Guanajuato significó para mí un desarrollo más personal que profesional. Su espacio quijotesco me hizo ver lo impedido estoy para caminar con otra persona pero también me hizo ver cuánto me pide mi cuerpo y alma para ir por más y más y más. Conocí alemanes, argentinos, brasileños, españoles, suecos, suizos, noruegos, franceses, canadienses, chilenos, austriacos y la lista continúa incluyendo al infame Kalimán y a sus pantalones sucios de orines y su libreta que nunca se acaba. Conocí cafés increíbles (y no sólo me refiero a la bebida) y el agujero que tomé como departamento propicio para contaminarme en el absoluto de mis delirios y destrucciones. En Guanajuato cicatrizaron mis muñecas en mis manos. En Guanajuato me hice alquitranista pese al dolo de muchos (me incluyo) y mi resistencia a licores fuertes, bueno.. no quiero hablar más de la cuenta.

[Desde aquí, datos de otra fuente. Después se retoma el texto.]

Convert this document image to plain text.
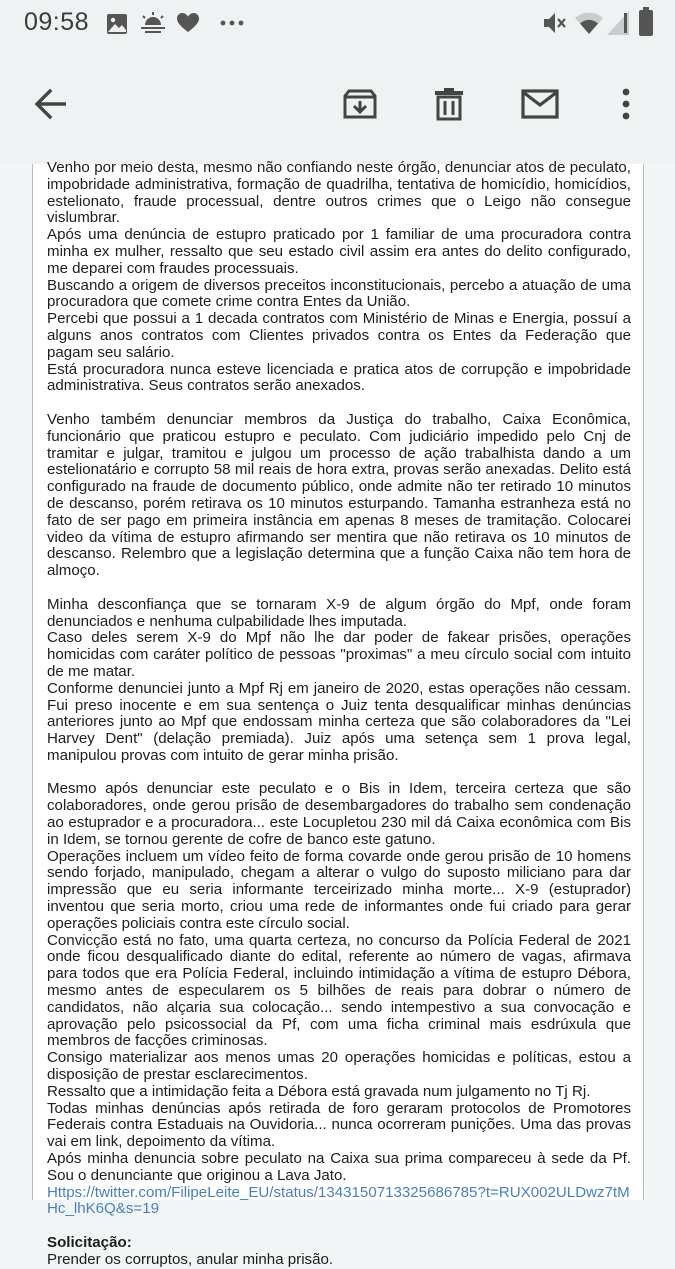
09:58

Venho por meio desta, mesmo não confiando neste órgão, denunciar atos de peculato, impobridade administrativa, formação de quadrilha, tentativa de homicídio, homicídios, estelionato, fraude processual, dentre outros crimes que o Leigo não consegue vislumbrar.

Após uma denúncia de estupro praticado por 1 familiar de uma procuradora contra minha ex mulher, ressalto que seu estado civil assim era antes do delito configurado, me deparei com fraudes processuais.

Buscando a origem de diversos preceitos inconstitucionais, percebo a atuação de uma procuradora que comete crime contra Entes da União.

Percebi que possui a 1 decada contratos com Ministério de Minas e Energia, possuí a alguns anos contratos com Clientes privados contra os Entes da Federação que pagam seu salário.

Está procuradora nunca esteve licenciada e pratica atos de corrupção e impobridade administrativa. Seus contratos serão anexados.

Venho também denunciar membros da Justiça do trabalho, Caixa Econômica, funcionário que praticou estupro e peculato. Com judiciário impedido pelo Cnj de tramitar e julgar, tramitou e julgou um processo de ação trabalhista dando a um estelionatário e corrupto 58 mil reais de hora extra, provas serão anexadas. Delito está configurado na fraude de documento público, onde admite não ter retirado 10 minutos de descanso, porém retirava os 10 minutos esturpando. Tamanha estranheza está no fato de ser pago em primeira instância em apenas 8 meses de tramitação. Colocarei video da vítima de estupro afirmando ser mentira que não retirava os 10 minutos de descanso. Relembro que a legislação determina que a função Caixa não tem hora de almoço.

Minha desconfiança que se tornaram X-9 de algum órgão do Mpf, onde foram denunciados e nenhuma culpabilidade lhes imputada.

Caso deles serem X-9 do Mpf não lhe dar poder de fakear prisões, operações homicidas com caráter político de pessoas "proximas" a meu círculo social com intuito de me matar.

Conforme denunciei junto a Mpf Rj em janeiro de 2020, estas operações não cessam. Fui preso inocente e em sua sentença o Juiz tenta desqualificar minhas denúncias anteriores junto ao Mpf que endossam minha certeza que são colaboradores da "Lei Harvey Dent" (delação premiada). Juiz após uma setença sem 1 prova legal, manipulou provas com intuito de gerar minha prisão.

Mesmo após denunciar este peculato e o Bis in Idem, terceira certeza que são colaboradores, onde gerou prisão de desembargadores do trabalho sem condenação ao estuprador e a procuradora... este Locupletou 230 mil dá Caixa econômica com Bis in Idem, se tornou gerente de cofre de banco este gatuno.

Operações incluem um vídeo feito de forma covarde onde gerou prisão de 10 homens sendo forjado, manipulado, chegam a alterar o vulgo do suposto miliciano para dar impressão que eu seria informante terceirizado minha morte... X-9 (estuprador) inventou que seria morto, criou uma rede de informantes onde fui criado para gerar operações policiais contra este círculo social.

Convicção está no fato, uma quarta certeza, no concurso da Polícia Federal de 2021 onde ficou desqualificado diante do edital, referente ao número de vagas, afirmava para todos que era Polícia Federal, incluindo intimidação a vítima de estupro Débora, mesmo antes de especularem os 5 bilhões de reais para dobrar o número de candidatos, não alçaria sua colocação... sendo intempestivo a sua convocação e aprovação pelo psicossocial da Pf, com uma ficha criminal mais esdrúxula que membros de facções criminosas.

Consigo materializar aos menos umas 20 operações homicidas e políticas, estou a disposição de prestar esclarecimentos.

Ressalto que a intimidação feita a Débora está gravada num julgamento no Tj Rj.

Todas minhas denúncias após retirada de foro geraram protocolos de Promotores Federais contra Estaduais na Ouvidoria... nunca ocorreram punições. Uma das provas vai em link, depoimento da vítima.

Após minha denuncia sobre peculato na Caixa sua prima compareceu à sede da Pf. Sou o denunciante que originou a Lava Jato.

Https://twitter.com/FilipeLeite_EU/status/1343150713325686785?t=RUX002ULDwz7tMHc_lhK6Q&s=19

Solicitação:

Prender os corruptos, anular minha prisão.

No es éste el mejor espacio para describir mi cualquier desarrollo alcanzado, lo cierto es que entre viaje y viaje un Samuel se botó de la maleta y otro, como gangrena, como gemelo incrustado, se lo fue comiendo.
La Universidad de Guanajuato (UGTO) por su parte, si bien está un tanto mal administrada, al menos en su nivel posgrado de lit. hispanoamericana, sí está a la altura de lo que se espera de una academia coordinada por gente bien preparada y ubicada en tierra tan artísticamente fértil. Mi salón de 8 compañeros, todos profesores, todos leídos, todos amables, empujó más a fondo el acelerador de este tren subterráneo que he elegido como carrera y ello significa, por supuesto, más consumo de libros y ensayos que muchos me han castigado de excesivos, pero también los han visto concretarse en mi cabeza. Las letras con chinga entran, es lo que concluyo.
En resumen, Guanajuato me tranformó en un flanêur, un silente extraño que va y viene de terminal en terminal buscando -por fin- su estado terminal.